90年代初我看电影《此情可问天·Howards End》(改编自E.M.佛斯特小说)难忘的不是片中的爱情故事,而是有一幕,傍晚时分,女主角在屋子外面的草地散步,慢慢走回家。只见镜头摇动。她探头从窗外望进室内,灯火阑珊处。她的家人都在厅里,言笑晏晏。

那些年我喜欢搭火车或巴士,到新加坡看电影,开始是一个人,后来就多了一个爱伟。回程的夜晚,有时巴士或火车经过一户户的家庭后院,有些窗口关着。有些已亮起灯。看见这些灯火,我总是感觉对过去的一丝惘然(我英文不算好,不过知道,这就是没来由的Nostalgia吧?)

小时我住在武吉峇拉,老家外面的马路对面,是一座座的殖民地红瓦白屋。屋子外是草坡,总是蚊子很多,围墙是细密小竹。我们甘榜的小朋友组成一支“飞鹰”羽球队,常与那边“殖民地”小孩比赛。我记得里面最出色的,是一个矮小的钖兰小孩,他的父亲据说是钖兰国手。我从他那里偷学到“削球”的功夫。

长大之后,我一直喜欢这些殖民时期的洋房、草地。25前参与“另类音乐人”,有一回张盛德有个同学在槟城结婚,借用Brown Road一幢殖民地洋房。我“三唔识七”也参加了婚宴,在别墅楼上睡了一晚。早上醒来,露台外面在下雨。我侧耳听着,雨从空中落下,打在叶子再翻跌草地上的声音,借今天的说法是“甚为疗愈”的。

殖民地时期的别墅

90年代尾有一日我驾摩哆,载爱伟下马六甲市区玩。经过Bukit Sebukor,发现一些殖民地洋房,便驾摩哆进去参观。原来里头一共有7间殖民地时期的别墅,由草坡连结着。园里种满奇花异草:4人合抱的青龙木,牛油果、木棉花、黄梨,更有许多叫不出名字的。最神奇的是,整个园区几乎没人居住,从窗口望进去,都是废置蒙尘的家具。只有进门第一座整修过的别墅,还有人在里面办公,管理这一座据称已被新加坡人买下的产业。花王在草地上摆满了草叶盆裁。

我和爱伟在这几乎空无一人的“花园”里散步、拍照。
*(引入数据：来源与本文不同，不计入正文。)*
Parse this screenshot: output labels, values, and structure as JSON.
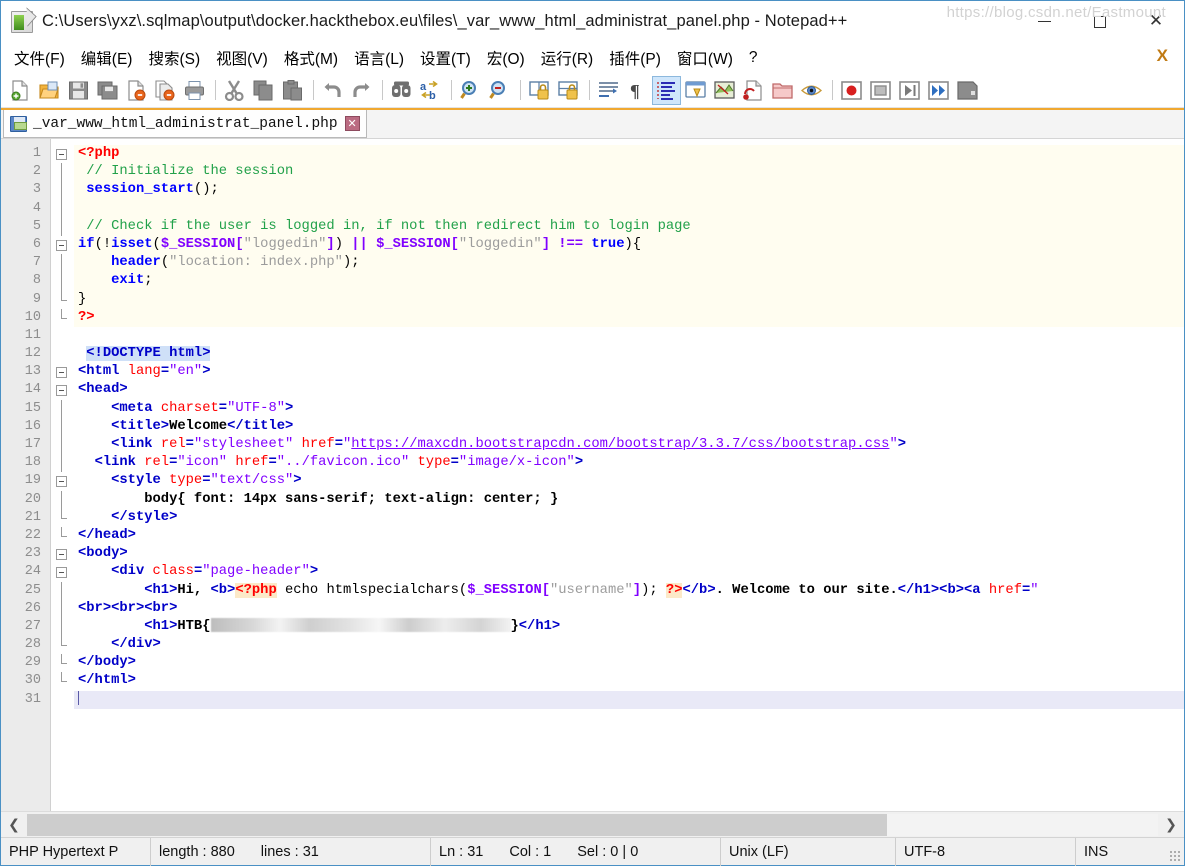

里面甚至有一座干涸的小游泳池。那是手机尚未流行的时代,否则肯定要拍几百张照片。我和爱伟遇见一个老人,坐在其中一间洋房的台阶。手里提着一根绳子,远远的另一头是一只野鸽子,和一个陷阱。原来他是“以鸟诱鸟”。我们坐下来,与这个老人聊天。根据他的说法,这个地方,独立前本来是Dunlop园丘高层经理居住的地方,难怪栽种那么多热带植物。

我和爱伟继续游逛,逗留到很夜,结果到想要回家的时候,才发觉除了我们,其他人都放工离开了。大门也已关上。我只得把篱笆拉开一个缺口,把摩哆平放下来,拖拉出去,两人才得以离开。